Wilson v. State

487 So. 2d 1130 | Fla. Dist. Ct. App. | 1986

487 So. 2d 1130 (1986)

Joseph A. WILSON, Appellant,
v.
STATE of Florida, Appellee.

No. BG-398.

District Court of Appeal of Florida, First District.

April 16, 1986.
Rehearing Denied May 23, 1986.

Robert G. Kerrigan of Kerrigan, Estess & Rankin, Pensacola, for appellant.

Jim Smith, Atty. Gen., and John M. Koenig, Jr., Asst. Atty. Gen., Tallahassee, for appellee.

WIGGINTON, Judge.

Wilson appeals a sentence imposing twenty years' imprisonment for probation violation. Since the sentence which originally placed Wilson on probation was void, the court had no authority to revoke his probation. Therefore, we reverse the sentence now on appeal and remand with instructions.

Wilson was originally charged with trafficking in more than 400 grams of cocaine and with possession of a firearm during the commission of a felony. He pled guilty and was sentenced to indeterminate concurrent terms of six months' to five years' incarceration on January 18, 1982.

On March 18, 1982, one day prior to the expiration of the 60-day limit for the modification or reduction of a sentence provided in rule 3.800(b), Florida Rules of Criminal Procedure, Wilson filed a motion to expand the time in which to modify his sentence. The motion was granted, and on March 19, Wilson filed his motion to modify the sentence.

The sentence was not actually modified until April 13, 1982. The final order modified the sentence to concurrent terms in the Department of Corrections of five years, provided that after he served a term of eleven months and twenty-nine days in a county jail, Wilson would be released and placed on probation for seven years.

On September 5, 1984, an affidavit of violation of probation was filed. After hearing, the trial court revoked Wilson's probation, departed from the guidelines' recommended sentence of five years and sentenced appellant to twenty years' imprisonment.

The original sentence imposed was a legal sentence. Therefore, the trial court was without jurisdiction to reduce the sentence as the 60-day period following the original sentence had expired. See Fla.R. Crim.P. 3.800(b); White v. State, 404 So. 2d 804 (Fla. 2d DCA 1981).

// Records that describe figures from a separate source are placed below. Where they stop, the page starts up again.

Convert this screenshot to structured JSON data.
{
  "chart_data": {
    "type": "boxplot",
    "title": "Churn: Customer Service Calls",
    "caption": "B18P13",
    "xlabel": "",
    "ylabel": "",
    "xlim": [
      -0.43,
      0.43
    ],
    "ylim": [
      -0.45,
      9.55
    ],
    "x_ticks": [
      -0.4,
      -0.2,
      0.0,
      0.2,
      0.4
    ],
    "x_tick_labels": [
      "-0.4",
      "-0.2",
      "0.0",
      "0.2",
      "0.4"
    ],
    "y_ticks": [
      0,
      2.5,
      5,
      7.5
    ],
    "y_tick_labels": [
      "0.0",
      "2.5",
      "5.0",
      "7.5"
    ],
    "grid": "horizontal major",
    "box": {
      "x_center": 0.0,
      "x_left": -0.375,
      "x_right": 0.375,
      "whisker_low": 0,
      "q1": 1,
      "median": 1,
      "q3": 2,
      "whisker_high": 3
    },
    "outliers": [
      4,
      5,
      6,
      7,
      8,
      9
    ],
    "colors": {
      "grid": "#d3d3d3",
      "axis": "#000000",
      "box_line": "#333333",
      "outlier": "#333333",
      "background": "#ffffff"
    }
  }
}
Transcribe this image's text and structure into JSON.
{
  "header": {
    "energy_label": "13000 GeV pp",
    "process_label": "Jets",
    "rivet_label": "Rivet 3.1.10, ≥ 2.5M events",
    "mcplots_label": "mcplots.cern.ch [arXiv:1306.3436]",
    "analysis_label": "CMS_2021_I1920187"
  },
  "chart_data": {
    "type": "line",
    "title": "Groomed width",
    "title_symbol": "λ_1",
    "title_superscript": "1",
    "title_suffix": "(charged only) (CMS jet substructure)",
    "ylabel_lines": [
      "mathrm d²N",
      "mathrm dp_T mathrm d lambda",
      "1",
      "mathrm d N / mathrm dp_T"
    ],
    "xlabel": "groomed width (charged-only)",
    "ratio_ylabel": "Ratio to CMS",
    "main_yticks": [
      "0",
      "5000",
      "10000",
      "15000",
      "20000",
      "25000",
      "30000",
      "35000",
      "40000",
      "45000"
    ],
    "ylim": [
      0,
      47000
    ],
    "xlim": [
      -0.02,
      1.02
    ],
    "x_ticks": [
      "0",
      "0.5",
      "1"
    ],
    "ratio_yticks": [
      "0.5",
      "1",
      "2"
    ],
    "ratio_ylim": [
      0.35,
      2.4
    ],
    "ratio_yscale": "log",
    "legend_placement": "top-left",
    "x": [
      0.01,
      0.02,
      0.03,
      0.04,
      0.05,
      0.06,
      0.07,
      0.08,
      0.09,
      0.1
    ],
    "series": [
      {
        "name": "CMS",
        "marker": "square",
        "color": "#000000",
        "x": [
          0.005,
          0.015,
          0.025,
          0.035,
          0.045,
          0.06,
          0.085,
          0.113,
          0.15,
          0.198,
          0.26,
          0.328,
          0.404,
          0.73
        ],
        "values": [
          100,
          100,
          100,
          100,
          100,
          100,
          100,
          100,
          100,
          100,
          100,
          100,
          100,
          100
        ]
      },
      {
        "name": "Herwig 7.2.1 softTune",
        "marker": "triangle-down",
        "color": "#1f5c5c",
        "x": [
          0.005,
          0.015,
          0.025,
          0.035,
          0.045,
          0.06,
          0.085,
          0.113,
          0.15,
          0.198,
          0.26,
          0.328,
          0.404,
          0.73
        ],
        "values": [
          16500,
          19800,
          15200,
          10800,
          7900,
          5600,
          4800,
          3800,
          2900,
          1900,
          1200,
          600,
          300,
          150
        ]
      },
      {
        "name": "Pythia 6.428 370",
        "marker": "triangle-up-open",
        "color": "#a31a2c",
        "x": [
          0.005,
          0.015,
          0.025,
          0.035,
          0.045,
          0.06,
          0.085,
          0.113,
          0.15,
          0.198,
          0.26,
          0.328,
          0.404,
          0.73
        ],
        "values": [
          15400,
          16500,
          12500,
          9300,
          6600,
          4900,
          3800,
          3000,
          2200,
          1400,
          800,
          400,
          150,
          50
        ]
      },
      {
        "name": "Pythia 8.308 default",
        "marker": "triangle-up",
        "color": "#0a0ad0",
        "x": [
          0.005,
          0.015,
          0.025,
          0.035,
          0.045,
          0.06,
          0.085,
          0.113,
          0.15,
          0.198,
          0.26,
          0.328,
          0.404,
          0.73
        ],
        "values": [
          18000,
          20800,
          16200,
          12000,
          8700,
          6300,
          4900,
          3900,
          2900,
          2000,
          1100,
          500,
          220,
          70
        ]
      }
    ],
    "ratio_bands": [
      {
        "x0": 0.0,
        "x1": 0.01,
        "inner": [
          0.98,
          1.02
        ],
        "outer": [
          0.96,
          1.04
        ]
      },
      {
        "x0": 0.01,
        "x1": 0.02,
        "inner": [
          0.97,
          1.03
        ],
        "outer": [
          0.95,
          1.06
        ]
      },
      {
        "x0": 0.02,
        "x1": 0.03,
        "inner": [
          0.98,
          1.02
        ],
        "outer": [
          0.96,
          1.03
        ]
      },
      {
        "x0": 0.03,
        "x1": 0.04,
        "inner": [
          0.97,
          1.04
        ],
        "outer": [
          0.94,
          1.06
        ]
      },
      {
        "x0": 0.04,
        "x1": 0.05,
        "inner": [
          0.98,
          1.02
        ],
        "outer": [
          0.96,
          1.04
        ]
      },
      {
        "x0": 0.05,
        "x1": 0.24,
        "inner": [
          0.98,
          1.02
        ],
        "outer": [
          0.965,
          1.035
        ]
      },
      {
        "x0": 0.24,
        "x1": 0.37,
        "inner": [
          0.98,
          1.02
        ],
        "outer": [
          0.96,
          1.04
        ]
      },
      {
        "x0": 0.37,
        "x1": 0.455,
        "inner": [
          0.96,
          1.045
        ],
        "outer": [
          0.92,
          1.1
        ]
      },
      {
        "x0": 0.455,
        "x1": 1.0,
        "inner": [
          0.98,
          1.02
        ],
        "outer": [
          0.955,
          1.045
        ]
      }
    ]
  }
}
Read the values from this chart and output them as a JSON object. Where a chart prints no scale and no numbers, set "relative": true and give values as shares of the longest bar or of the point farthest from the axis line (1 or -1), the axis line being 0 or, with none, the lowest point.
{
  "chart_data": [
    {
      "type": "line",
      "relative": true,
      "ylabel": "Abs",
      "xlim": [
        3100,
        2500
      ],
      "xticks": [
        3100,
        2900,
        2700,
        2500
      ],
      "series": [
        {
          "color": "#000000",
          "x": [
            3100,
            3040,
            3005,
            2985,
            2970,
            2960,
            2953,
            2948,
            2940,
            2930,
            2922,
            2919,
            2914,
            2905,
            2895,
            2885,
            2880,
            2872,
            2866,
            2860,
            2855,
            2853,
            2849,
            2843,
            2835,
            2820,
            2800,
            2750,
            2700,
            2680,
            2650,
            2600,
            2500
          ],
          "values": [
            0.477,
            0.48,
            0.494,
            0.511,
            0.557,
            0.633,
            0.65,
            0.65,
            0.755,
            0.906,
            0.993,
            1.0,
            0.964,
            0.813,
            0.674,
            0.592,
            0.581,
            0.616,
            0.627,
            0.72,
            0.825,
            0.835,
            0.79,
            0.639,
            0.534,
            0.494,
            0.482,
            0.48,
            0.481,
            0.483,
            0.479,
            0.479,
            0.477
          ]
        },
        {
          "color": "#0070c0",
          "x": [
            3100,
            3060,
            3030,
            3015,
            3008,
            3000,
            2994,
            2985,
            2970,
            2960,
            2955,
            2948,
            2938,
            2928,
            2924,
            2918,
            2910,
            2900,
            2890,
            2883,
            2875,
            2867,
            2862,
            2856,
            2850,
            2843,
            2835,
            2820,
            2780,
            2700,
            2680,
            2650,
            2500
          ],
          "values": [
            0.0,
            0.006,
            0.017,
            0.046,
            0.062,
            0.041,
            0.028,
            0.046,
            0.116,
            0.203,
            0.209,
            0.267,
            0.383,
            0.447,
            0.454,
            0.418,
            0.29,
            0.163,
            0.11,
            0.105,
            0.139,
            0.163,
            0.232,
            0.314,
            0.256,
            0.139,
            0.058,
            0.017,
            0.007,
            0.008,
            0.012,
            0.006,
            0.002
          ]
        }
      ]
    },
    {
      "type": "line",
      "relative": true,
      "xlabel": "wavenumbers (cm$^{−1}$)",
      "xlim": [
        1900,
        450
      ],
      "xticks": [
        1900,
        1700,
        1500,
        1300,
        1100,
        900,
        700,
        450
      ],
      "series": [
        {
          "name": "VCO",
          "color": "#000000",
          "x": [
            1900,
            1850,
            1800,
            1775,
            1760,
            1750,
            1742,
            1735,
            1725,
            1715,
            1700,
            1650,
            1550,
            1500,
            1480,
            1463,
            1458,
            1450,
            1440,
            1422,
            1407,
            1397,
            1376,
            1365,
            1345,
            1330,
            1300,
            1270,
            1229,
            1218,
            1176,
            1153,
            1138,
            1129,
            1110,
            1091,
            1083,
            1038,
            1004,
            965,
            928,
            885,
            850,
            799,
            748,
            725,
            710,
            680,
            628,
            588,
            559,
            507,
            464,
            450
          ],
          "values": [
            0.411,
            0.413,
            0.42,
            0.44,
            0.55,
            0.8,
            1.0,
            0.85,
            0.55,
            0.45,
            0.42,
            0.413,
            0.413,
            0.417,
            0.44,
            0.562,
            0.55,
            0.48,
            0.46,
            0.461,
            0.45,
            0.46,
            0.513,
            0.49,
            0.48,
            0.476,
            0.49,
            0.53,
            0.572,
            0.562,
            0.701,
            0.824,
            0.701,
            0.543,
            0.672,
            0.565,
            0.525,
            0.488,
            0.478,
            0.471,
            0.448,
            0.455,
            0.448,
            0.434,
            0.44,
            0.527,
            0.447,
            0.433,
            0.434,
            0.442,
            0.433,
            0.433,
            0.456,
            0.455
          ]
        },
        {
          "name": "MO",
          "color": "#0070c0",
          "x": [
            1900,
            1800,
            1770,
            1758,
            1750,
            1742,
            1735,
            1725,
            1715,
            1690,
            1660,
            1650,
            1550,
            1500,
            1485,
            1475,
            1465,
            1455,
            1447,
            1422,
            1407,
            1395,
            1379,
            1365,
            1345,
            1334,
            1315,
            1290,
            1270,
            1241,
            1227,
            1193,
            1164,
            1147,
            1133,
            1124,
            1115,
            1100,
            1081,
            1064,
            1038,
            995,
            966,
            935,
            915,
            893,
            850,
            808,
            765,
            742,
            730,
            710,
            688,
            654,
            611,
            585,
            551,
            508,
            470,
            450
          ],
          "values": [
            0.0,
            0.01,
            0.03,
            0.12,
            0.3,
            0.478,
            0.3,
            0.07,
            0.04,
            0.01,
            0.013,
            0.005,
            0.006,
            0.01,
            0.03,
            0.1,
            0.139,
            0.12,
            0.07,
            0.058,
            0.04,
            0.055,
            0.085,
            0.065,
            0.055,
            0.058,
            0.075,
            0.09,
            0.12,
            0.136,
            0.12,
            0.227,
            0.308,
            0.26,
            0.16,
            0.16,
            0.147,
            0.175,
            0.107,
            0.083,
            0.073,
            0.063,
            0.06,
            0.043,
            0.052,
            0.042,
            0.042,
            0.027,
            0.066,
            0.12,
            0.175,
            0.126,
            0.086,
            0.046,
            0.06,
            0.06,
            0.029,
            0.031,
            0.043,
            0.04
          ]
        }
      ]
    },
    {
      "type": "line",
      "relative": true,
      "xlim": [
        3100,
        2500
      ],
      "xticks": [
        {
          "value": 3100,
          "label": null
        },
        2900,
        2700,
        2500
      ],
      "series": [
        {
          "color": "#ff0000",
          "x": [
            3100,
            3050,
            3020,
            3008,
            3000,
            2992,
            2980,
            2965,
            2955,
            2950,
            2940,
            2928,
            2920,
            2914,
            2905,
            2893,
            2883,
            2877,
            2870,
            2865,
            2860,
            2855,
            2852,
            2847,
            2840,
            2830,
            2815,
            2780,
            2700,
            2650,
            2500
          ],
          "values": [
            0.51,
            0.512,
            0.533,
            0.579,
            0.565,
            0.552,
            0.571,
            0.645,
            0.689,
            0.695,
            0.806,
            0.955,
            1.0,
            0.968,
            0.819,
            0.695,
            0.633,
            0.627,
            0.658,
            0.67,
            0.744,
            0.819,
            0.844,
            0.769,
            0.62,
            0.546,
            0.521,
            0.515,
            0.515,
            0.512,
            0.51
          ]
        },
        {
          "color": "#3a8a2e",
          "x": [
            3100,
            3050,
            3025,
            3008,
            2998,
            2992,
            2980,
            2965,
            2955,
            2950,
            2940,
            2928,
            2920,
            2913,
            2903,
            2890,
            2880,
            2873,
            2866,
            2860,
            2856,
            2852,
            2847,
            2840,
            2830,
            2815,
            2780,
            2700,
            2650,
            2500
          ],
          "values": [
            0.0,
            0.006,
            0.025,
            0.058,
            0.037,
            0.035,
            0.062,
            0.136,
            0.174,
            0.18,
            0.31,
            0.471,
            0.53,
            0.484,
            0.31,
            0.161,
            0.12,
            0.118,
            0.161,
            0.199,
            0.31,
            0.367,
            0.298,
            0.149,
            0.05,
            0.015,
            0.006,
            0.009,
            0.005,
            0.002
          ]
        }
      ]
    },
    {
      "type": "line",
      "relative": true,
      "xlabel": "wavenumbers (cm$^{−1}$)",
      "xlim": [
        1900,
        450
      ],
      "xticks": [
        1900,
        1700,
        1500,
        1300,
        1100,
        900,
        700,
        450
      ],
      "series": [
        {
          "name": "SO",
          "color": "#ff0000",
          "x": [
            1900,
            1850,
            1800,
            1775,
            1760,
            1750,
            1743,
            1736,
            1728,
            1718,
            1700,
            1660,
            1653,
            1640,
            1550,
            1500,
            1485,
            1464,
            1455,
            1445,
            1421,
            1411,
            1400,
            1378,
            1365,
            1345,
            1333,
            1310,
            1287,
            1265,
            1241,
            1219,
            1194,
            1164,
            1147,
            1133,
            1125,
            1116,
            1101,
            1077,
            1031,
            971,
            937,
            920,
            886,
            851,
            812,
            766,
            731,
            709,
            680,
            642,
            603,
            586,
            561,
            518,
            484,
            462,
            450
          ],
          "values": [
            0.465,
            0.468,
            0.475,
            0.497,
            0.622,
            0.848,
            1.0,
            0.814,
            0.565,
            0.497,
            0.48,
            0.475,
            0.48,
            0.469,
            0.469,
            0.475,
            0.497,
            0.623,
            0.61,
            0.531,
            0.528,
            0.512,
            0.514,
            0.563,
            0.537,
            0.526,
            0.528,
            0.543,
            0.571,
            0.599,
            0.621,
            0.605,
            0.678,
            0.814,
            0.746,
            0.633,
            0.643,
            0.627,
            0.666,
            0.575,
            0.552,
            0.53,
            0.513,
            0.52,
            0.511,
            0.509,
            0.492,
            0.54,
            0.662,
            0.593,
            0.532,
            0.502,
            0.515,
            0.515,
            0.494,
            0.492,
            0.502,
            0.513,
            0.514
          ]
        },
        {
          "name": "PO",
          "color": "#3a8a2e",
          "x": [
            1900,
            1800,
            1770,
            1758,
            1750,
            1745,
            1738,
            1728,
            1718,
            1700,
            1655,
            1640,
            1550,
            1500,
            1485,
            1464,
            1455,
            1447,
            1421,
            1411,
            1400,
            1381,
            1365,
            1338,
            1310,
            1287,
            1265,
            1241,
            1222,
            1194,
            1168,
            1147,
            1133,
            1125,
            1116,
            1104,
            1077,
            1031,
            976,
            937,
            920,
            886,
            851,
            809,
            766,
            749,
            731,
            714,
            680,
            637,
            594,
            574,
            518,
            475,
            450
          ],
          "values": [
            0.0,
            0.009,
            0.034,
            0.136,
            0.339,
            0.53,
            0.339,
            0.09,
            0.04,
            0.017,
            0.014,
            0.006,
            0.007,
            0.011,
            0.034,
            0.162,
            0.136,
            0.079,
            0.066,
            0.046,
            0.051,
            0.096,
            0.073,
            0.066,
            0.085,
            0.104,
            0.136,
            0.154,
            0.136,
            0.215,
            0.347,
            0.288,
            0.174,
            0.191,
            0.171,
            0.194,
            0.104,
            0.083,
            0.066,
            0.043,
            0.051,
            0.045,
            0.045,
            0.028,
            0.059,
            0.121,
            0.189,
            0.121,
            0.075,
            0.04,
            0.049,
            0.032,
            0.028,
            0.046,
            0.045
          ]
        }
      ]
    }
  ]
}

The State contends that Wilson has waived this point by failing to object to the *1131 court's untimely modification. Alternatively, the State contends Wilson is estopped from raising this issue by his having essentially instigated and consented to the error, and thereafter by his having accepted and enjoyed a more lenient sentence. However, as stated in White, "it is well settled that a defendant cannot confer jurisdiction on the trial court by waiver, acquiescence, estoppel, or consent since jurisdiction is established solely by general law." 404 So. 2d at 805. See also Wolfson v. State, 437 So. 2d 174 (Fla. 2d DCA 1983).

Since we are reversing Wilson's sentence, we need not reach his second and third points except, insofar as the third point is concerned, to direct that on remand should further discretionary action be required, the case be referred to a different trial judge in order to avoid any appearance of conflict of interest or judicial impropriety. Accordingly, the order purporting to place Wilson on probation, the order revoking that probation, and the new judgment and sentence are REVERSED and the cause is REMANDED with directions to reinstate Wilson's original judgment and sentence. Wilson should be properly credited with all the time he has served.

BOOTH, C.J., and SHIVERS, J., concur.